We both agreed we were looking forward to the work being completed some time next year and that we would have to visit then. As we walked towards the shore CJ said, “I like the idea of climbing the tower.”
Soon the water and the D-Day memorial were in sight. The Echo article had made it sound as if the memorial had been all but destroyed but, as we approached, it looked led just fine and dandy. This was a great relief.
An up close view revealed a few scratches on the broken arch of slate but nothing that I don’t remember seeing last time I was there. For the most part I think these are chips from stones, possibly blown about from the shore below. There are a couple of places where people have scratched their initials and, while this is disappointing, it’s hardly worthy of a whole one page newspaper article, especially as these are not recent marks and could easily be polished out.
“I’m pleased it’s not as bad as I thought,” CJ said, “but I’d still like to get my hands on the idiots that did it.”
“I’m pretty sure they didn’t really realise what they were doing,” I said. “It was probably kids who have no idea what the stone signifies or the history it remembers.”
“I don’t understand why the Echo made so much of it,” CJ said.
“I doubt very much that they even bothered to come down and have a look. A lot of journalists are basically lazy. If someone tells them a story they write it.”
“Maybe they should do their research, like you do Mum.”

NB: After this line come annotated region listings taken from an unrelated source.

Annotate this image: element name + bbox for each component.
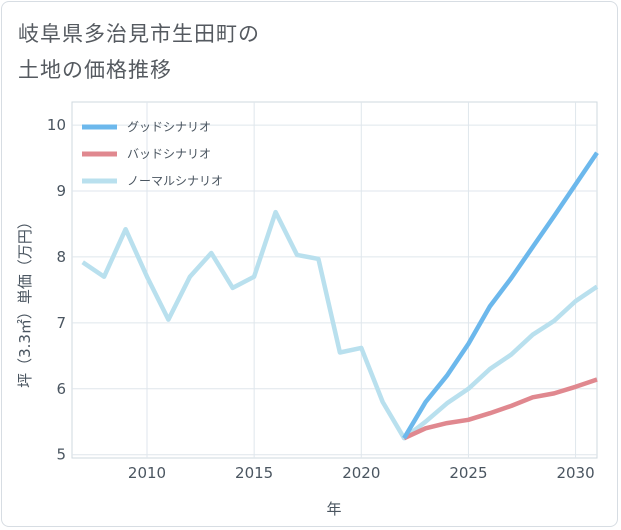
title-line-1: 岐阜県多治見市生田町の [18, 22, 260, 46]
series-line-2 [81, 209, 599, 441]
y-tick-label: 7 [56, 314, 66, 332]
title-line-2: 土地の価格推移 [18, 58, 172, 82]
x-tick-label: 2015 [235, 464, 273, 482]
chart-title: 岐阜県多治見市生田町の 土地の価格推移 [18, 16, 378, 88]
legend-label: バッドシナリオ [127, 147, 211, 161]
x-tick-label: 2020 [342, 464, 380, 482]
x-axis-ticks: 2010 2015 2020 2025 2030 [128, 464, 595, 482]
x-tick-label: 2025 [449, 464, 487, 482]
y-tick-label: 9 [56, 182, 66, 200]
plot-area [71, 101, 599, 459]
y-tick-label: 5 [56, 446, 66, 464]
legend-label: グッドシナリオ [127, 120, 211, 134]
y-axis-label: 坪（3.3㎡）単価（万円） [16, 214, 34, 388]
series-lines [81, 151, 599, 441]
y-tick-label: 6 [56, 380, 66, 398]
x-tick-label: 2030 [556, 464, 594, 482]
legend-label: ノーマルシナリオ [127, 174, 223, 188]
grid [72, 102, 597, 458]
x-axis-label: 年 [326, 500, 341, 518]
y-tick-label: 10 [47, 116, 66, 134]
series-line-1 [403, 377, 598, 441]
x-tick-label: 2010 [128, 464, 166, 482]
plot-frame [71, 101, 598, 459]
y-tick-label: 8 [56, 248, 66, 266]
series-line-0 [402, 151, 599, 440]
y-axis-ticks: 5 6 7 8 9 10 [47, 116, 66, 464]
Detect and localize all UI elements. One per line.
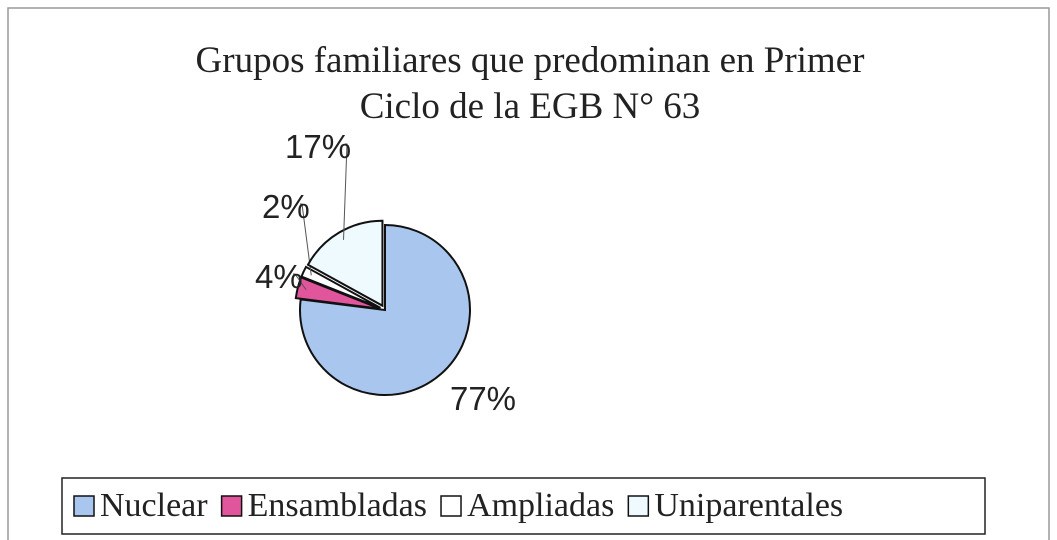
chart-title: Grupos familiares que predominan en Prim… xyxy=(196,40,865,81)
legend-box xyxy=(61,477,986,535)
legend-swatch xyxy=(73,495,95,517)
pie-slice xyxy=(299,223,471,396)
legend-swatch xyxy=(627,495,650,517)
data-label: 17% xyxy=(285,128,351,165)
chart-frame xyxy=(7,7,1050,540)
leader-line xyxy=(293,273,307,291)
chart-title: Ciclo de la EGB N° 63 xyxy=(360,86,701,127)
legend-swatch xyxy=(220,495,243,517)
leader-line xyxy=(343,143,348,240)
leader-line xyxy=(300,203,312,276)
pie-slice xyxy=(306,219,384,308)
legend-label: Uniparentales xyxy=(654,487,843,524)
data-label: 2% xyxy=(262,188,310,225)
pie-slice xyxy=(300,265,381,309)
data-label: 77% xyxy=(450,380,516,417)
legend-label: Nuclear xyxy=(100,487,208,524)
legend-label: Ensambladas xyxy=(248,487,427,524)
legend-label: Ampliadas xyxy=(467,487,614,524)
data-label: 4% xyxy=(255,258,303,295)
legend-swatch xyxy=(440,495,462,517)
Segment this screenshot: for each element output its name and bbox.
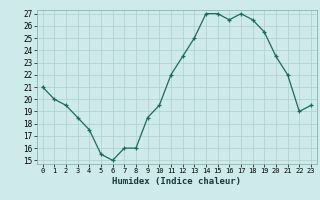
X-axis label: Humidex (Indice chaleur): Humidex (Indice chaleur) [112,177,241,186]
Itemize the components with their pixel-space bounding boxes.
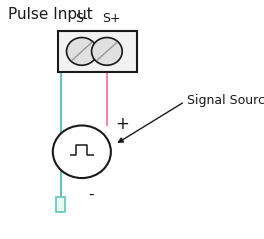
- Text: -: -: [88, 186, 94, 201]
- Circle shape: [53, 125, 111, 178]
- Bar: [58, 31, 137, 72]
- Text: S-: S-: [75, 12, 88, 25]
- Bar: [56, 197, 65, 212]
- Circle shape: [92, 38, 122, 65]
- Text: Pulse Input: Pulse Input: [8, 7, 93, 22]
- Circle shape: [67, 38, 97, 65]
- Text: S+: S+: [102, 12, 120, 25]
- Text: Signal Source: Signal Source: [187, 94, 264, 107]
- Text: +: +: [115, 115, 129, 133]
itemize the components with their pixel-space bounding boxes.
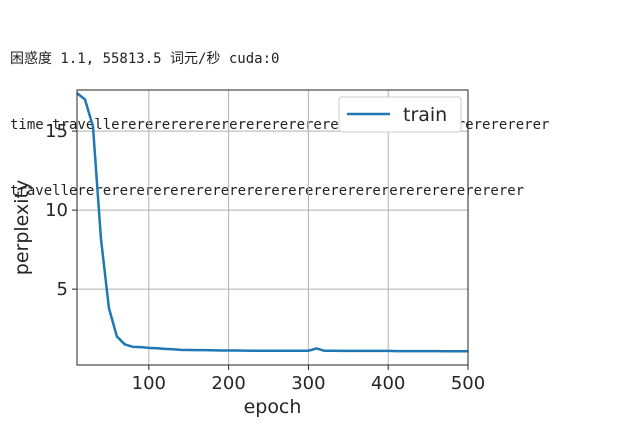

“That would entail them walking through the park CJ. That’s probably far too much like hard work.”
By the time we’d finished examining the memorial, the bench on the sea front was empty so we sat for a while, drinking our iced coffees and watching the waves rolling onto the shingle. We still had the long walk home but we’d learned a lot on our journey so far. There are still rhinos to be seen if you know where to look. Sometimes people know more about local history than you realise. The city bounds are not beaten nearly as well as I thought they were. Work has begun on the chapel restoration and the local journalists need to get out and about more before they put pen to paper.